Cerf Island is the second biggest island in the marine park. This is also the only island to have a small local population of about 100-200 odd people that commute to Mahe every day for their daily business. The kids living on the island also travel to Mahe every day for school. Both St. Anne & Cerf Islands house luxury resorts where you can stay if you’re planning to spend a night in the marine park.
It was however, Moyenne Island, that fascinated me most. For much of the 20th century, the tiny expanse of land at under 23 acres was abandoned and completely uninhabited. It was in 1962 that a former Englishman by the name of Brendon Grinshaw bought this island for GBP 8000. The objective was more to make it a habitable place for Grimshaw than to turn it into a nature reserve, but with the help of Rene Antoine Lafortune, his trusted aide & friend, the pair of them planted more than 15k trees, built 4.8kms of walking trails, brought & bred giant tortoises and created what is now known as the island with more species per square foot than any other part of the world.
Impressive as this might be, personally, the most interesting part about Moyenne Island was the persistence of its abundant pirate stories. There’s plenty of literature adding credibility to local legends that speak of a treasure amounting to about GBP 30,000,000 hidden on the island. The minuscule island cemetery which housed two tombs when Grimshaw purchased the island dates back to 1892, a period when pirates were very active in the Indian Ocean, and some writing suggests that those pirates were using some of Seychelles’ well scattered islands as a lair. It is thought that some pirates would kill a slave and bury him with their wealth, so his spirit would guard their booty until they returned. This belief seems more validated by whispers of a ghost jealously guarding his treasure upon Moyenne Island. Grimshaw himself made two official digs in the quest for this promised treasure in his 40 years upon the island, but encountered difficulties on both occasions, eventually abandoning the idea for fear of antagonising the fabled spirits that guard the graves. It was only much later he heard about a local legend that says “if a person dreams about a treasure they can dig and find it, but if anyone else digs then they will find specifically charcoal and nothing else”, which is particularly peculiar, given he actually struck upon charcoal on both occasions.
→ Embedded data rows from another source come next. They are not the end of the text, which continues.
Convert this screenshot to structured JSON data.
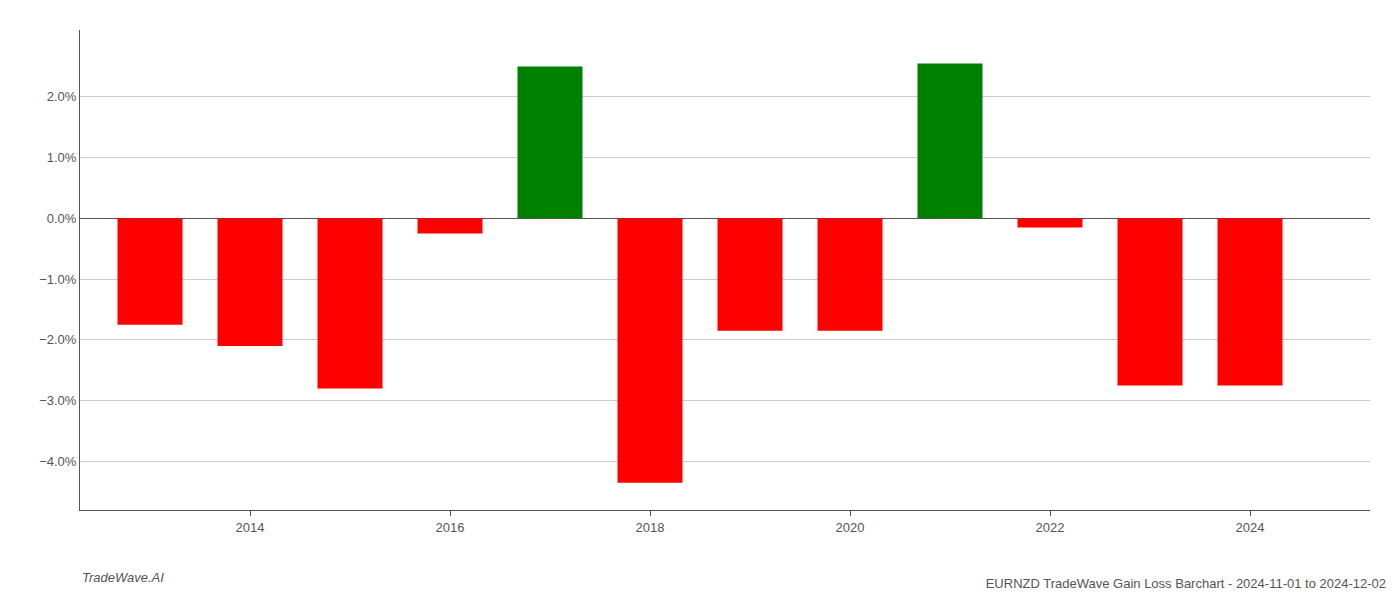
{
  "chart_data": {
    "type": "bar",
    "title": "EURNZD TradeWave Gain Loss Barchart - 2024-11-01 to 2024-12-02",
    "annotations": [
      "TradeWave.AI"
    ],
    "x": [
      2013,
      2014,
      2015,
      2016,
      2017,
      2018,
      2019,
      2020,
      2021,
      2022,
      2023,
      2024
    ],
    "values": [
      -1.75,
      -2.1,
      -2.8,
      -0.25,
      2.5,
      -4.35,
      -1.85,
      -1.85,
      2.55,
      -0.15,
      -2.75,
      -2.75
    ],
    "colors": [
      "#ff0000",
      "#ff0000",
      "#ff0000",
      "#ff0000",
      "#008000",
      "#ff0000",
      "#ff0000",
      "#ff0000",
      "#008000",
      "#ff0000",
      "#ff0000",
      "#ff0000"
    ],
    "xlim": [
      2012.3,
      2025.2
    ],
    "xticks": [
      2014,
      2016,
      2018,
      2020,
      2022,
      2024
    ],
    "ylim": [
      -4.8,
      3.1
    ],
    "yticks": [
      {
        "value": -4.0,
        "label": "−4.0%"
      },
      {
        "value": -3.0,
        "label": "−3.0%"
      },
      {
        "value": -2.0,
        "label": "−2.0%"
      },
      {
        "value": -1.0,
        "label": "−1.0%"
      },
      {
        "value": 0.0,
        "label": "0.0%"
      },
      {
        "value": 1.0,
        "label": "1.0%"
      },
      {
        "value": 2.0,
        "label": "2.0%"
      }
    ],
    "grid": true
  }
}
The island cemetery today houses 4 graves – Grimshaw buried his father next to a grave he had already dug for himself in the 1990s, in which he was himself lowered when he finally called it a day in 2012. The story of Brendon Grimshaw & Rene Lafortune closely resembles that of a modern-day Robinson Crusoe. Read a wonderful account of his life here as described by Simon Reeves for a BBC series on the Indian Ocean.
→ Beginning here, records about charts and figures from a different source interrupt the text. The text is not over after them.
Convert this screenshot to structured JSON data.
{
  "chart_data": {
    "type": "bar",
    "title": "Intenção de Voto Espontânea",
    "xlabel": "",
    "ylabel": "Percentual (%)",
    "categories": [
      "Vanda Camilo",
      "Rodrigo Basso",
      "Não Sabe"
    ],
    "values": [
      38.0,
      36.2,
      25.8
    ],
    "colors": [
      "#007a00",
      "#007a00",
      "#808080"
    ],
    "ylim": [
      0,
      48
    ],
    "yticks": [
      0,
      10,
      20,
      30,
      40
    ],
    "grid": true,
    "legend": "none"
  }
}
Round Island (or Ile Ronde) was an erstwhile leper colony, and in the present day houses a spectacular luxury resort by the name of Enchanted Island Resort. Long Island (or Ile Longue) which was formerly used as a quarantine zone, today houses a state prison with more than a 100 inmates – some of whom may or may not be Somali pirates! Hurrrhurrrr! Ile Cachee which is probably the smallest of the lot is a nesting ground for sea-birds and is left largely undisturbed.
The National Park is a treasure trove of natural wildlife, particularly under the water. This is the first time I’ve seen coral life outside of National Geographic & Discovery Channel, and I was truly mesmerised by the aesthetic brilliance of Mother Nature. The park has one of the largest sea-weed meadows within Seychelles and if you’re lucky, you can apparently watch green turtles feeding on them. Sightings of Hawksbill turtles or bottle-nosed dolphins are also a very real possibility. I would whole-heartedly recommend an entire day in the marine park and ideally even an overnight stay on one of the islands to travellers in Seychelles.